IMG_8934

I was a nervous eight year old, back in 2004. I did not know anyone who was going to be attending camp, but I was hopeful camp was going to be fun. I started to get comfortable with the camp scene in the first couple of days. I was learning about the 4 R’s, getting excited at torchlights, and enjoyed water skiing on the lake. I vividly remember Trojan/Spartan initiation, our cabin singsong to Toxic by Britney Spears, and receiving my camp nickname A.C from the Scats at the time Anne Berry and Abby Green. I felt like I found a place filled with love and gratitude that was set apart from my real home in Houston, TX. I brought my camp life home. My family and I incorporated the echo of time references at the dinner table, my best friend and I wrote singsong’s during the year as Maxi’s, and I looked forward to the camp reunions when we received our yearbooks.

When I think about why I come back, I first think about our community. There is not another place on earth that has a group of people that supports and loves you no matter what. I love telling my campers on the first day of camp how it is okay to be WEIRD. I made up this acronym three years ago when I became the Midi division leader. At the ages of 9-12 years old, there are so many pressures to be ‘cool at school’ or to feel accepted. At camp, we embrace our Wacky, Enthusiastic, Independent, Reliable, and Driven sides. We use these traits to our advantage, and know that here at Camp Champions no one will judge you. Where else can you get excited about the torchlight announcements for laundry day or waking up at 7:30 AM? This also boosts up campers confidence starting from day one. I was raised in this community, and when I became a senior camper, I wanted to give back to the younger generation of campers. I wanted them to realize that this place isn’t just water toys on Lake LBJ or being able to zipline after climbing the rockwall. This community is made up of passionate counselors and leaders who want campers to feel supported and loved every day.

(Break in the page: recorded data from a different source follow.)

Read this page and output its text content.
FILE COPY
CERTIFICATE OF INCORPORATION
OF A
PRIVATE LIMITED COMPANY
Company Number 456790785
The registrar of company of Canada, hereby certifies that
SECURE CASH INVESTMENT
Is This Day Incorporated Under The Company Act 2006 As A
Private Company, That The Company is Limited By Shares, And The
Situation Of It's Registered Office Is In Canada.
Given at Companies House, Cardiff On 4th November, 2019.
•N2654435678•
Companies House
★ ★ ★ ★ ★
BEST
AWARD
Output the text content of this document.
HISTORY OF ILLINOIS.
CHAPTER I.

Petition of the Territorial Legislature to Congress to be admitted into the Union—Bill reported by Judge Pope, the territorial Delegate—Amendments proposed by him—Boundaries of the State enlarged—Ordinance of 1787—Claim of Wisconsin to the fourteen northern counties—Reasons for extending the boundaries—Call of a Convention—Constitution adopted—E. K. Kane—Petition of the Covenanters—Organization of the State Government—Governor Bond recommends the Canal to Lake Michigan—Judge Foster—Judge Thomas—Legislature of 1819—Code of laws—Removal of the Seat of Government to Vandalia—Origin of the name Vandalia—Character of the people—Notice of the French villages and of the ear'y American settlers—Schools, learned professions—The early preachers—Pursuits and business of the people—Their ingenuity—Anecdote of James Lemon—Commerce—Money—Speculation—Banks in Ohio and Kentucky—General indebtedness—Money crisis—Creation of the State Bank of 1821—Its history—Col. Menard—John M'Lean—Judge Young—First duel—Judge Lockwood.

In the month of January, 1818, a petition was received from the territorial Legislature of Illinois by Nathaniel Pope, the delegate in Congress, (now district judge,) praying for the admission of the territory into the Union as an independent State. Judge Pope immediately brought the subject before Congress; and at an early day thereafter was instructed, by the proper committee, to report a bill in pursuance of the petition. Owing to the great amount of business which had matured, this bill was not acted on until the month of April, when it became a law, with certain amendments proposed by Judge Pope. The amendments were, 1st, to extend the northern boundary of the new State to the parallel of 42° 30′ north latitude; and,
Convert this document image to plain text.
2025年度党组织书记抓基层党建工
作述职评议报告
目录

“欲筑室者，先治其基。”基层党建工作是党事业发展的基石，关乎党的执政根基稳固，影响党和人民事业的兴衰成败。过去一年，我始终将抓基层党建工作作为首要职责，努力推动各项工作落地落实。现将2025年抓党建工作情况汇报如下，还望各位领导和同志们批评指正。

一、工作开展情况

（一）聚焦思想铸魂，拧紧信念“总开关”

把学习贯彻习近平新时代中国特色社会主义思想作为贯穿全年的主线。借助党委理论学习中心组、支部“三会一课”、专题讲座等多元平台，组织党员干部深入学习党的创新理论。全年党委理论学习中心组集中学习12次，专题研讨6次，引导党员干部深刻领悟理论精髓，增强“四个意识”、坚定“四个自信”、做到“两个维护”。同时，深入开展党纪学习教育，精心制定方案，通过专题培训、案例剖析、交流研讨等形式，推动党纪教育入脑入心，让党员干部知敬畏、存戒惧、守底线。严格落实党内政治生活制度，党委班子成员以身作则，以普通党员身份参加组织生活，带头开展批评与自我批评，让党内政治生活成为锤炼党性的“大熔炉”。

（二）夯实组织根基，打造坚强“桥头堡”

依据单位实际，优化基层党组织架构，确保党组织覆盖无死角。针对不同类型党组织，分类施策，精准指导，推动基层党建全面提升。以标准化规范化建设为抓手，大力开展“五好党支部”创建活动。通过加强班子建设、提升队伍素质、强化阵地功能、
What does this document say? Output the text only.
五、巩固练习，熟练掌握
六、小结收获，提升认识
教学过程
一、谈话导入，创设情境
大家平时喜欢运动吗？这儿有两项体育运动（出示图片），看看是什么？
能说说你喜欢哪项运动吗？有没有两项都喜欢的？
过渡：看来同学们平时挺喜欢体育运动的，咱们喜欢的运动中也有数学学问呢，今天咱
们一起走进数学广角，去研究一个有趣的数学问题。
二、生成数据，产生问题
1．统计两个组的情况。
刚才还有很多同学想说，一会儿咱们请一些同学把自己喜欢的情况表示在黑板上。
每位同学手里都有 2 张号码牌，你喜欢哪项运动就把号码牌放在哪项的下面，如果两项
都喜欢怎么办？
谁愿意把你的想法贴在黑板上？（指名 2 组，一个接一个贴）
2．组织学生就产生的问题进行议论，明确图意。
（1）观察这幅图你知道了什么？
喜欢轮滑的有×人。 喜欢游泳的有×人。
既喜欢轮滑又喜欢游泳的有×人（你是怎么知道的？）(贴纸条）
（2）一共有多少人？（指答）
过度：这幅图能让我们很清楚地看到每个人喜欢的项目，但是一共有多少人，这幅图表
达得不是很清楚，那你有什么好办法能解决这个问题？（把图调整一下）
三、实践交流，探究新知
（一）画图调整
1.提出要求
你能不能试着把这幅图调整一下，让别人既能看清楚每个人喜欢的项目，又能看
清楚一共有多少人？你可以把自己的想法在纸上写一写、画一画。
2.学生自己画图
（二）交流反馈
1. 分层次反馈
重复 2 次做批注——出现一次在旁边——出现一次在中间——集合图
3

I am forever grateful for my time in the Senior Camper program. Being able to give back to this place as a high schooler opened my eyes to how important this camp meant to me and my friends in the program with me. In Baskin talks, we talked about how technology is ruining our face to face skills, how camp is the best place to learn 21st Century Skills, and the ideals of masculinity and femininity in our world today. We learned to be creative with young mini’s who were too lazy to get from place to place by playing red light, green light. We made cleaning dishes in the back of the fillin station fun by collaborating with our peers to make the process go faster. We wrote mission statements on a mountain in West Texas together as a group. I have rewritten my mission statement a few times, and it comes with me to camp every summer. The memories made in these three years helped shape me into the woman I am today.

Traveling Soldier is a song I started to sing to my adopted Midi cabin to sleep when I was their Scat. This was something that I loved to do after dance nights. Slowly I realized that this song would soon become an important part of nightly rituals in the coming years. I would walk around girls side hearing different campers confidently sing this song that I thought was a peaceful song to fall asleep to. I have sung this song to my campers as a counselor at night, to different cabins as their division leader, and last week on the last night of 3rd term to the same girls from my adoptive cabin who are now going to be counselors next summer.

When we have our counselor meetings, we talk about the ripples of time that we are making on these kids lives. We talk about how right now you might not realize the impact you are making on these kids, but why else would campers want to come back every summer.